I'm porting a tiny experimental 80286 kernel from pure assembler (NASM) to assembler+C (NASM+Open Watcom 1.9). Boot sector code loads the BIN kernel image at address 0x010000 and then jumps to that address.
The kernel code, after segs/stack initialization, prints a message: when addressing the message (char*), sometimes the first char is skipped: the print function (puts) begins to print from the 2nd char onwards. Other times, everything is OK: the string is printed starting from the 1st char.
Expected output:
Hello!
Actual output:
ello!
ASM startup code is:
start_:
cli
mov ax, 0x1000
mov ds, ax
mov es, ax
mov ss, ax
mov sp, 0xFFFE
mov bp, sp
call main_
_halt:
hlt
jmp _halt
C code is:
void puts( char* s )
{
while( *s )
putc( *s++ );
}
void main( void )
{
puts( "Hello!" );
}
Then I have a simple BIOS helper function:
global _putc
_putc:
push bp
mov bp, sp
push ax
push bx
mov ah, 0x0E
mov al, [bp+4]
mov bh, 0
mov bl, 0
int 0x10
pop bx
pop ax
pop bp
ret
NASM command lines are:
nasm -f obj os/src/start.asm -o os/obj/start.obj
nasm -f obj os/src/bios.asm -o os/obj/bios.obj
OW command lines are:
wcc -d0 -wx -we -ecc -ei -zpw -2 -od -zl -zld -zls -s os/src/main.c -fo=os/obj/main.obj
wlink @os.lnk
os.lnk:
FILE os/obj/start.obj
FILE os/obj/main.obj
FILE os/obj/bios.obj
FORMAT RAW BIN
NAME os/bin/os.bin
OPTION NODEFAULTLIBS
OPTION START=start_
OPTION MAP=os/lst/os.map
OPTION VERBOSE
I discovered that the behaviour depends on the lenght in bytes of the code (text): when everything works, just adding a single (or uneven number of) nop
instruction somewhere in the code (C or ASM doesn't matter) produces the wrong behaviour.

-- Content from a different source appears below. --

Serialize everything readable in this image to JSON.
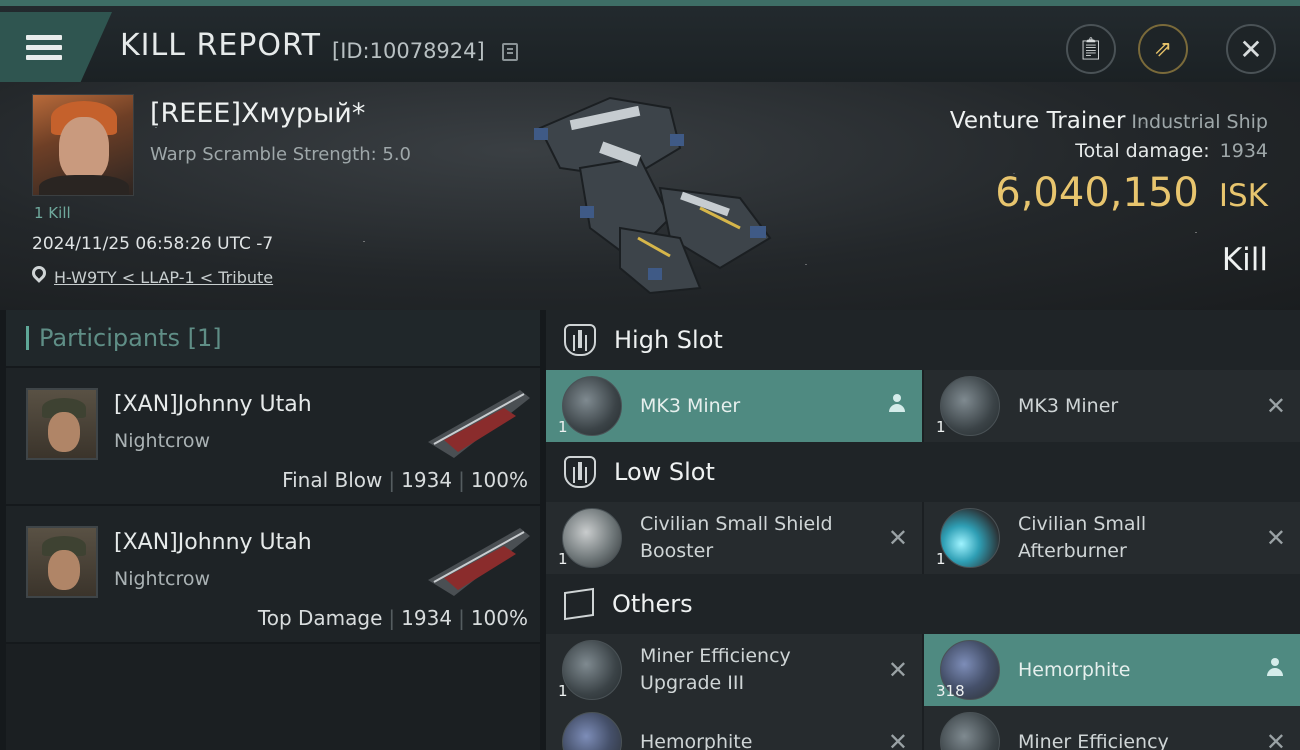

And vice versa. [nop
takes only one byte]
Inspecting the assembler code (with WDISM or NDISASM), it seems that WLINK resolves the address of the string message always rounding to even addresses.
I'm a very newbie with OW, so it's highly probable that I'm missing something in the linker parameters; or in the segment specifiers of ASM and C code. Any help will be appreciated.
This is indeed a bug. It seems that it was addressed in OW 2.0 in February 2019, as reported in this post. I recompiled and linked with Open Watcom 2.0 and it worked as expected.